You can then find the words with the biggest differences in usage between high and low value questions, by selecting the words with the highest associated chi-squared values. Doing this for all of the words would take a very long time, so we'll just do it for a small sample now.

In [11]:
def set_val(row):
    val = 0
    if row["clean_value"] > 800:
        val = 1
    return val

jeopardy["high_value"] = jeopardy.apply(set_val, axis=1)

In [12]:
def count_low_high(word):
    low_count = 0
    high_count = 0
    for i, row in jeopardy.iterrows():
        if word in row["clean_question"].split(" "):
            if row["high_value"] == 0:
                low_count += 1
            else:
                high_count += 1
    return low_count, high_count

In [13]:
import random
comparison_terms = random.sample(terms_used, 10)
comparison_terms

observed_expected = []
for word in comparison_terms:
    observed_expected.append(count_low_high(word))

observed_expected

[(1, 0),
 (1, 2),
 (2, 0),
 (2, 0),
 (1, 0),
 (0, 1),
 (0, 1),
 (0, 1),
 (2, 1),
 (0, 1)]

## Applying the chi-squared test
Now that we've found the observed counts for a few terms, we can compute the expected counts and the chi-squared value.

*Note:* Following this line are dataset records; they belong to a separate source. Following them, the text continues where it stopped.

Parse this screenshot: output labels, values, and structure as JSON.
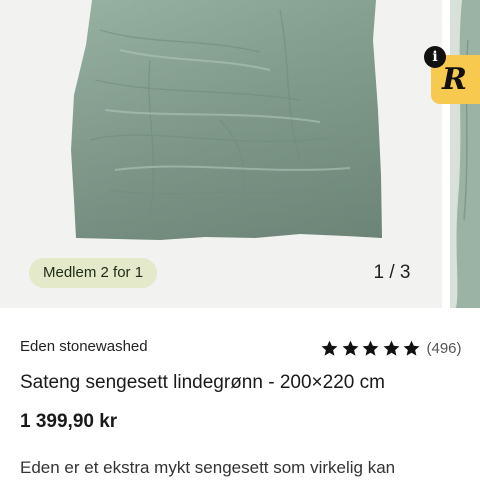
{
  "gallery": {
    "badge": "Medlem 2 for 1",
    "counter": "1 / 3",
    "image_description": "product-photo-green-duvet"
  },
  "widget": {
    "letter": "R",
    "info_symbol": "i"
  },
  "product": {
    "brand": "Eden stonewashed",
    "rating": 5,
    "review_count": "(496)",
    "title": "Sateng sengesett lindegrønn - 200×220 cm",
    "price": "1 399,90 kr",
    "description": "Eden er et ekstra mykt sengesett som virkelig kan"
  },
  "colors": {
    "badge_bg": "#e3e9c9",
    "widget_bg": "#f8c94f",
    "duvet_green": "#8aa596"
  }
}
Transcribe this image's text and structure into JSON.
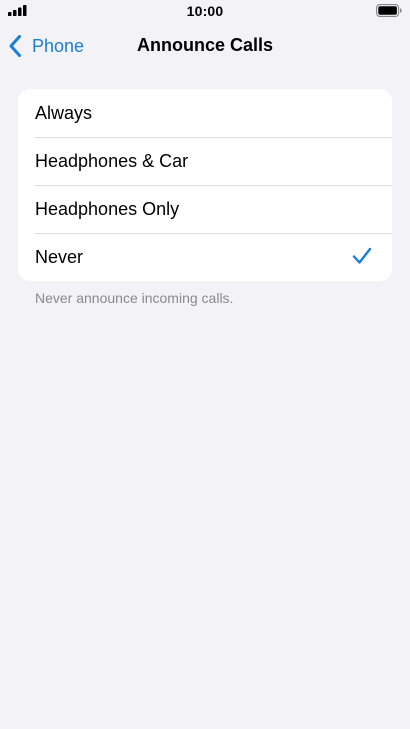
{
  "status_bar": {
    "time": "10:00"
  },
  "nav": {
    "back_label": "Phone",
    "title": "Announce Calls"
  },
  "options": [
    {
      "label": "Always",
      "selected": false
    },
    {
      "label": "Headphones & Car",
      "selected": false
    },
    {
      "label": "Headphones Only",
      "selected": false
    },
    {
      "label": "Never",
      "selected": true
    }
  ],
  "footer_note": "Never announce incoming calls.",
  "colors": {
    "accent": "#1a7fd6",
    "background": "#f2f2f7",
    "secondary_text": "#8a8a8e"
  },
  "icons": {
    "signal": "cellular-signal-icon",
    "battery": "battery-icon",
    "back": "chevron-left-icon",
    "selected": "checkmark-icon"
  }
}
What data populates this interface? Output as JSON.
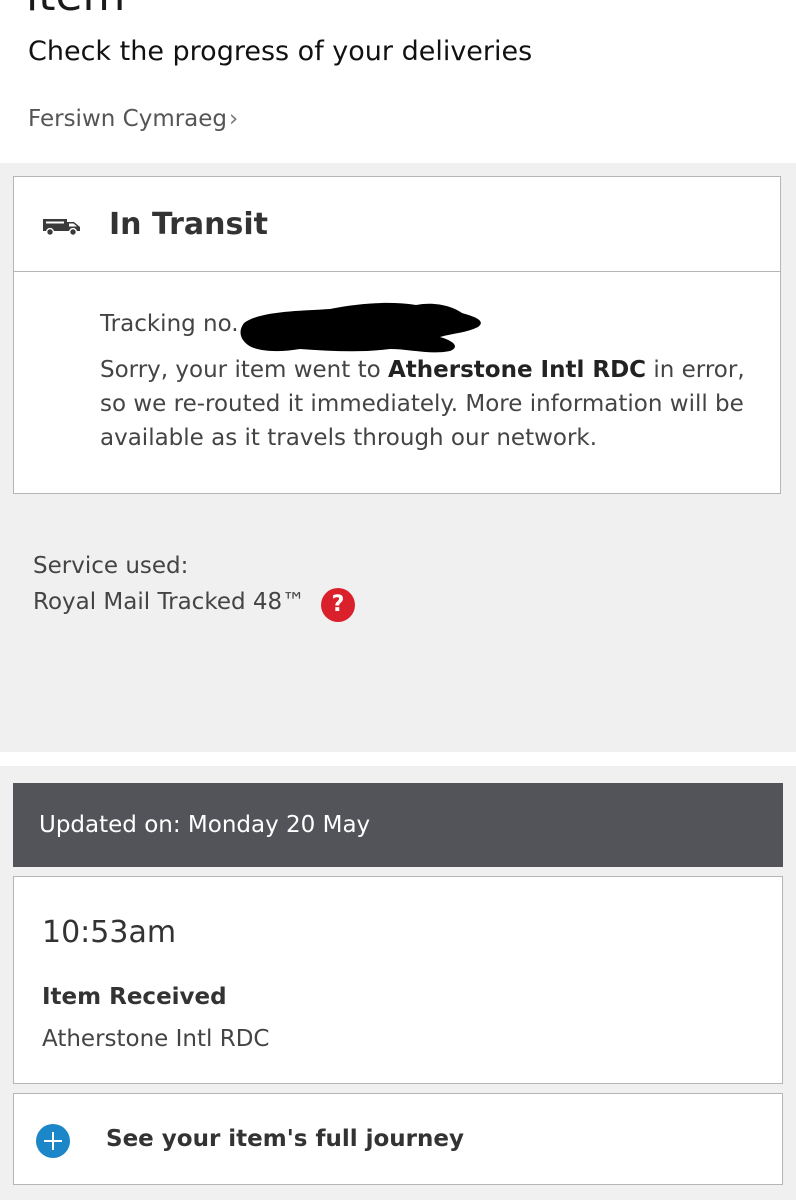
{
  "header": {
    "title": "item",
    "subtitle": "Check the progress of your deliveries",
    "welsh_link": "Fersiwn Cymraeg",
    "welsh_chevron": "›"
  },
  "status": {
    "icon": "van-icon",
    "title": "In Transit",
    "tracking_label": "Tracking no.",
    "tracking_number_redacted": true,
    "message_before": "Sorry, your item went to ",
    "message_location": "Atherstone Intl RDC",
    "message_after": " in error, so we re-routed it immediately. More information will be available as it travels through our network."
  },
  "service": {
    "label": "Service used:",
    "name": "Royal Mail Tracked 48™",
    "help_icon": "?"
  },
  "updates": {
    "updated_label": "Updated on: Monday 20 May",
    "events": [
      {
        "time": "10:53am",
        "title": "Item Received",
        "location": "Atherstone Intl RDC"
      }
    ],
    "journey_link": "See your item's full journey"
  },
  "colors": {
    "accent_red": "#da202a",
    "accent_blue": "#1b86c8",
    "bar_dark": "#535459",
    "panel_grey": "#f0f0f0",
    "border": "#b5b5b5"
  }
}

Use the scipy.stats.chisquare function to compute the chi-squared value and p-value given the expected and observed counts.
Append the results to chi_squared.
Look over the chi-squared values and the associated p-values. Are there any statistically significant results? Write up your thoughts in a markdown cell.

In [14]:
high_value_count = jeopardy['high_value'].sum()
low_value_count = jeopardy['high_value'].shape[0] - jeopardy['high_value'].sum()

In [15]:
from scipy.stats import chisquare
import numpy as np

chi_squared = []
for i in observed_expected:
    total = sum(i)
    total_prop = total / jeopardy.shape[0]
    expected_low = total_prop * low_value_count
    expected_high = total_prop * high_value_count
    
    observed = np.array([i[0], i[1]])
    expected = np.array([expected_low, expected_high])
    chi_squared.append(chisquare(observed, expected))

chi_squared

[Power_divergenceResult(statistic=0.401962846126884, pvalue=0.5260772985705469),
 Power_divergenceResult(statistic=2.1177104383031944, pvalue=0.14560406868263753),
 Power_divergenceResult(statistic=0.803925692253768, pvalue=0.3699222378079571),
 Power_divergenceResult(statistic=0.803925692253768, pvalue=0.3699222378079571),
 Power_divergenceResult(statistic=0.401962846126884, pvalue=0.5260772985705469),
 Power_divergenceResult(statistic=2.487792117195675, pvalue=0.11473257634454047),
 Power_divergenceResult(statistic=2.487792117195675, pvalue=0.11473257634454047),
 Power_divergenceResult(statistic=2.487792117195675, pvalue=0.11473257634454047),
 Power_divergenceResult(statistic=0.03188116723440362, pvalue=0.8582887163235293),
 Power_divergenceResult(statistic=2.487792117195675, pvalue=0.11473257634454047)]

## Chi-squared results
p-values are all exceeding 0.10, indicating that there are no statistically significant differences between high value and low value rows. Many of the words, however, have a very low frequency as indicated earlier, which makes the chi-squared test less valid. It would be better to run the test only for words with relatively high frequencies.